Now the bad news: billionaire Republican governor Jim Justice is backing a bill to eliminate the income tax on West Virginians in exchange for hikes that would raise the state’s excise tax on beer by 431%. 

“It is definitely something that has the potential to just totally devastate the craft beverage industry in West Virginia,” Greenbrier Valley’s owner Bill Heckel has said about the proposed $29.25-per-barrel state tax (1 bbl=31 gallons).

Greenbrier Valley has stepped up as the first brewery to host a Department of Labor (DOL) apprentice. A semester after enrolling in the two-year brewing tech program at nearby Bridge Valley Community and Technical College, homebrewer Samantha Fox (who already has a master’s degree in counseling) started her apprenticeship at Greenbrier Valley Brewing (GVBC). 

“Every day I come in and do something a little different,” says the West Virginia native, who decided to leave her college counseling career while quarantining last year. “Sometimes I do small-batch brewing, sometimes I help the packaging team on the canning line. Today I cleaned the bright tank.” 

Fox still takes academic brewing classes at Bridge Valley college while she works through her mandatory 2000 hours at the brewery, which she expects will take about a year and a half. Of six students in the associate’s degree program, she’s the only woman. Though a handful of female co-workers work alongside her in packaging, sales and taproom management at the brewery, she doesn’t know of any other female brewers in the state.

“I think the perception of working in a brewery is going to change in the next few years,” she says. “Typically you think the taproom is girls and everybody else is guys. But women bring a certain finesse to the job. We think differently, and you need that to have a more dynamic business.”

Fox hopes to launch a West Virginia chapter of the international Pink Boots Society dedicated to educating and empowering women in the alcoholic beverage industries. To do so, she needs 15 dues-paying members to join.

Karen Wade, who runs the state’s apprenticeship and training programs for the DOL, is beyond thrilled that the new apprenticeship program gives West Virginia women the opportunity to make more inroads into the male-dominated field of brewing. As one of many children from a very large, poor family, Wade herself took advantage of an apprenticeship program to enter another male-dominated field — construction. 

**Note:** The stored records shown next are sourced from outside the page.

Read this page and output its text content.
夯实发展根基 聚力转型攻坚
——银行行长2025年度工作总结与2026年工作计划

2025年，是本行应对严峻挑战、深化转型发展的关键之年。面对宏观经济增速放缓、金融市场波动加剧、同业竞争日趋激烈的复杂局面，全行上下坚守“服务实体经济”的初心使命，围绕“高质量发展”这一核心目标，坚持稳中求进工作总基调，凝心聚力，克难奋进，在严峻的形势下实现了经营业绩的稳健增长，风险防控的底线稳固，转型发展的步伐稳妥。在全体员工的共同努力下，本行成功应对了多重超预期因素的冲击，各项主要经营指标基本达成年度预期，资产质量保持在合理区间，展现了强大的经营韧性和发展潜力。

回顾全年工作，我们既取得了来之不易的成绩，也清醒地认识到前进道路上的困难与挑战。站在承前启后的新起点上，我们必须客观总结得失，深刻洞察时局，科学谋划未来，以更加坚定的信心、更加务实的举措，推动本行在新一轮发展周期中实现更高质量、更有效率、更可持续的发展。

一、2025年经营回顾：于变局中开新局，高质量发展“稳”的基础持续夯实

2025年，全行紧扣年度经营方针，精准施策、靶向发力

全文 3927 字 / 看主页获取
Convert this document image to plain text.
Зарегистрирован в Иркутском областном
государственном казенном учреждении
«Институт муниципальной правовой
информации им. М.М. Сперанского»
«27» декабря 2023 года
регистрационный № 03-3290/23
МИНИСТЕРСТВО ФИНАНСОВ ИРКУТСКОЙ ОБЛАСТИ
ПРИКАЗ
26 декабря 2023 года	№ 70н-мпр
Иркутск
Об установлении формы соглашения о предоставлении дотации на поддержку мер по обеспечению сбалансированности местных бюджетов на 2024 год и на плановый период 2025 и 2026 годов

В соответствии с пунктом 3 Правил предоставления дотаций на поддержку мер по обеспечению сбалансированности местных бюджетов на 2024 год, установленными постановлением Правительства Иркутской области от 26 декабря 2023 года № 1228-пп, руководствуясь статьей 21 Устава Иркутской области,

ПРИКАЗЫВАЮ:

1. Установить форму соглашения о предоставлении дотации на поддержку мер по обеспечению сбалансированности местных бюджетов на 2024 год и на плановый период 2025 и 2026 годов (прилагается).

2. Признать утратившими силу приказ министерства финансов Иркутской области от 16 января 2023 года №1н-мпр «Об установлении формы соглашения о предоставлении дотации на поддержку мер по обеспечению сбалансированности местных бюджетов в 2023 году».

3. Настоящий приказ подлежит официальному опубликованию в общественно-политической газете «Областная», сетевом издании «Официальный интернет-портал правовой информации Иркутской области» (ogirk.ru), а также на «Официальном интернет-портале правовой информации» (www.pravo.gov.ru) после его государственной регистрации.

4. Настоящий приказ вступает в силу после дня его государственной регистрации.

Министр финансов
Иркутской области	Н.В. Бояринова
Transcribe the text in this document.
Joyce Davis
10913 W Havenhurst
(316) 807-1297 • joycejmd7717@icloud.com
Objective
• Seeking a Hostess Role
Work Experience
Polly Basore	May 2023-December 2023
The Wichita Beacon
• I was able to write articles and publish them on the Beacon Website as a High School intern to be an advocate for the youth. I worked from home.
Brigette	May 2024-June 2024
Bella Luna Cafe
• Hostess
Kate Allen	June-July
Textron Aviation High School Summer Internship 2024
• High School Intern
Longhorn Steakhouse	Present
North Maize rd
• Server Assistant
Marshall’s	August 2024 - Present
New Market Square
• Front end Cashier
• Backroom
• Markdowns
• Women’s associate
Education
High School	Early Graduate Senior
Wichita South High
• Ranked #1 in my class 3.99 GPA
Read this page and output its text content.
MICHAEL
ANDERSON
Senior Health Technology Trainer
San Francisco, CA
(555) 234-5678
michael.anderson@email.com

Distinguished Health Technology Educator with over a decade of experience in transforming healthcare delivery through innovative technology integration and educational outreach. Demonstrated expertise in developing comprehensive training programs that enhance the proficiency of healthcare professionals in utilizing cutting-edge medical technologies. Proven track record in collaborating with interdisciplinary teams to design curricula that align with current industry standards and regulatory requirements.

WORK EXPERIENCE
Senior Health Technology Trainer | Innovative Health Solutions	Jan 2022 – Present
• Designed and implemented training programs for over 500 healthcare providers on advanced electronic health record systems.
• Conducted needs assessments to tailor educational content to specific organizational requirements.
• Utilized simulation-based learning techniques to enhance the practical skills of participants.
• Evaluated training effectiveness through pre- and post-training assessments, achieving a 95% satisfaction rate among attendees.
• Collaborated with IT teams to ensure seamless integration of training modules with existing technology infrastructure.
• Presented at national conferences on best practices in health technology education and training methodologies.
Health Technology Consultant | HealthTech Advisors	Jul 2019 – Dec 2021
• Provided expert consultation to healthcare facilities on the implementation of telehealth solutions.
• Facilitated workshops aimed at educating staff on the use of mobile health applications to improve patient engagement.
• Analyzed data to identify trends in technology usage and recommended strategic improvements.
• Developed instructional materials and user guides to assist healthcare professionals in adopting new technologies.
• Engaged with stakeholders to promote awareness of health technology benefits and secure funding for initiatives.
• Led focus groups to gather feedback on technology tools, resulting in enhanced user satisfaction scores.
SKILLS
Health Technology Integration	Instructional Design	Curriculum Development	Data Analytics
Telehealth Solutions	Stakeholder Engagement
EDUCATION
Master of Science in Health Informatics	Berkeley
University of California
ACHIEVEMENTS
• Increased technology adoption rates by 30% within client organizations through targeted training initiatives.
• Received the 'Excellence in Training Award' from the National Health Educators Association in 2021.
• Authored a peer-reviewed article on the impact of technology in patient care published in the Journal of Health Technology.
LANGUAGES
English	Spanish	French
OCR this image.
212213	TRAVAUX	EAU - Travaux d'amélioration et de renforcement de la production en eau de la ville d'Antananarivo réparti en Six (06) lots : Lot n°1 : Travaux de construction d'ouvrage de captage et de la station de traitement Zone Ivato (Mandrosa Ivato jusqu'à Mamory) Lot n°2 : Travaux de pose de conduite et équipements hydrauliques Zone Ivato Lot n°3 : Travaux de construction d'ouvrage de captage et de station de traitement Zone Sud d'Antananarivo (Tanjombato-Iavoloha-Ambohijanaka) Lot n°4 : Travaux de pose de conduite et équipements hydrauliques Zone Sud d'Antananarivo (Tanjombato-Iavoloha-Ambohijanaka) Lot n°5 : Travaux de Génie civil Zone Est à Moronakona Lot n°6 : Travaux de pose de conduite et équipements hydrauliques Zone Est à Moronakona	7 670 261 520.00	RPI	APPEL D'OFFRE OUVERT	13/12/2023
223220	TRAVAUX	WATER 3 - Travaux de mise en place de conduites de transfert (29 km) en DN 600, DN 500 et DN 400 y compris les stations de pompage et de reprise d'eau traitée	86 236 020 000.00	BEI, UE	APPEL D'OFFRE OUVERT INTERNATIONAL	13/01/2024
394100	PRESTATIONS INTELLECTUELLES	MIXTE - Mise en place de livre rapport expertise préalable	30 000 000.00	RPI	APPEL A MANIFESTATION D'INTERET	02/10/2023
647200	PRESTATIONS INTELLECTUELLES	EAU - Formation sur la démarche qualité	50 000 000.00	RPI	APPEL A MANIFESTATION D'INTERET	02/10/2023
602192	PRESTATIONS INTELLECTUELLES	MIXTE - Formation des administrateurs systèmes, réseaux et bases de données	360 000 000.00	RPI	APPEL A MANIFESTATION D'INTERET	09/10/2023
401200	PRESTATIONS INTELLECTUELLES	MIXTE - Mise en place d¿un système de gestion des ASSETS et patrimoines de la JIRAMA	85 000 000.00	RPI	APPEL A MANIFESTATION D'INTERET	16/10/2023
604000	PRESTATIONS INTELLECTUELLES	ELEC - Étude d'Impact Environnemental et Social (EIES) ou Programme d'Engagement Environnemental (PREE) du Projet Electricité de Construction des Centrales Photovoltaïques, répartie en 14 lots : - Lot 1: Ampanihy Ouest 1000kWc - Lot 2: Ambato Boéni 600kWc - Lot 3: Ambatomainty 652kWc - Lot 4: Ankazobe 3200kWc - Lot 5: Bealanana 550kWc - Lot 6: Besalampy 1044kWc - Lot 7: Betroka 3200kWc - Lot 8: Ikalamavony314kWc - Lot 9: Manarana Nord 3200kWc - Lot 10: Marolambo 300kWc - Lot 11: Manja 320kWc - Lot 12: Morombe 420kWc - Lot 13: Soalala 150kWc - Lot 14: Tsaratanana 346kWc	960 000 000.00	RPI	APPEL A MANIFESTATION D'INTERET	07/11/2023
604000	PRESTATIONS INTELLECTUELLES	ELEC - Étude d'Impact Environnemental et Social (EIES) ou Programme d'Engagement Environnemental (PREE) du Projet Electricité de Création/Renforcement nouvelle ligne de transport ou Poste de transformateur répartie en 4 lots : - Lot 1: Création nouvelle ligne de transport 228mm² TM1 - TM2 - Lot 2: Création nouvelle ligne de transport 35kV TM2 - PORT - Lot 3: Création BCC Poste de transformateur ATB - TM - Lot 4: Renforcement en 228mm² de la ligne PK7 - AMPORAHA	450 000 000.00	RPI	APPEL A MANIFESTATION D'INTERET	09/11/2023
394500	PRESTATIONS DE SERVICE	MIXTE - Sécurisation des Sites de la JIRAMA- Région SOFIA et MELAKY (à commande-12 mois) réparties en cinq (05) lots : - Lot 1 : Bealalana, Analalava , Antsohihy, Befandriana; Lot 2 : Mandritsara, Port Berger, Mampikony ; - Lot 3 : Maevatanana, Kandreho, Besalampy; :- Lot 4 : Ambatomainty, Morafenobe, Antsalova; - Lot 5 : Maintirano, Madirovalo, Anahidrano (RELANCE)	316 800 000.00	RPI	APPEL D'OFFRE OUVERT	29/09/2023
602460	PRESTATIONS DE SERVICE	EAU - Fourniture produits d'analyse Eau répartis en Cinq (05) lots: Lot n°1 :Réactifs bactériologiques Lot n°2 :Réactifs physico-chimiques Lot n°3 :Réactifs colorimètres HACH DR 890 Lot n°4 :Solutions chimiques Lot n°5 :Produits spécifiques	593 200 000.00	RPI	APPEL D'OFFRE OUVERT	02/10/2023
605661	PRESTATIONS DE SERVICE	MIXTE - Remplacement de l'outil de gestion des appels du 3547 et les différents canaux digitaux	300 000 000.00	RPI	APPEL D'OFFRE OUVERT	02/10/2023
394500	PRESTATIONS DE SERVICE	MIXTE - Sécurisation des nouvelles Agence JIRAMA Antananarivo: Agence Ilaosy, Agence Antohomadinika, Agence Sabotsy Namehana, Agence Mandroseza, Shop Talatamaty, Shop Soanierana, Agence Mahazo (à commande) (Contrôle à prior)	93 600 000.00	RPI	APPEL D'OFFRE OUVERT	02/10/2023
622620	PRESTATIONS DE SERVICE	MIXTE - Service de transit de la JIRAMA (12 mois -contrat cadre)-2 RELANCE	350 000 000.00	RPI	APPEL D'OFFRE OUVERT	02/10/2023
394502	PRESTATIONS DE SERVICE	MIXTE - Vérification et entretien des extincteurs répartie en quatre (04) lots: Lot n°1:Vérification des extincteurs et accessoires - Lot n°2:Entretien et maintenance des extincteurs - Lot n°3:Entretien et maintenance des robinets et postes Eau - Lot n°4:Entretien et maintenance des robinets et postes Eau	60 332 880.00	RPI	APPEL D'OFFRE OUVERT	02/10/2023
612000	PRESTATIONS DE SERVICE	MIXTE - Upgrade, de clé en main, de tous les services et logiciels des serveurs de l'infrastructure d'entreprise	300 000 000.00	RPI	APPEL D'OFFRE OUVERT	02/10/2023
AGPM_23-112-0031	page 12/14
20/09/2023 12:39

“Apprenticeship is one of the greatest tools in the world,” she says, after remarking on her amazement to learn at the beginning of the brewing partnership that West Virginians make beer. “There are a lot of laid off coal miners and individuals coming out of college not able to find work in their field of study. It’s a win-win for everybody.”

“I think the apprenticeship is an amazing opportunity to get hands-on instruction on the job from people in a very competitive industry,” adds Greenbrier Valley sales and marketing director Alex Durand. “You need some academic study, but a majority is learned by experience in this trade.”

But as one of the biggest breweries in the state, Greenbrier could end up paying $93,600 per year in state taxes on the 3,400 barrels it produces each year if the governor’s bill passes. That’s after initially losing 45% of its business to bar closures during the pandemic.

The governor’s office did not respond to a request for comment before publication. Fox, however, is watching the legislation nervously as she learns the skills she’ll use in what she hopes will be her next job. 

“The more exposure this program gets the better it’s going to be,” she says. “There are enough breweries looking for good brewers. But if the bill goes through, a lot of breweries in West Virginia are going to struggle. My career in this industry could be over in the next few weeks.”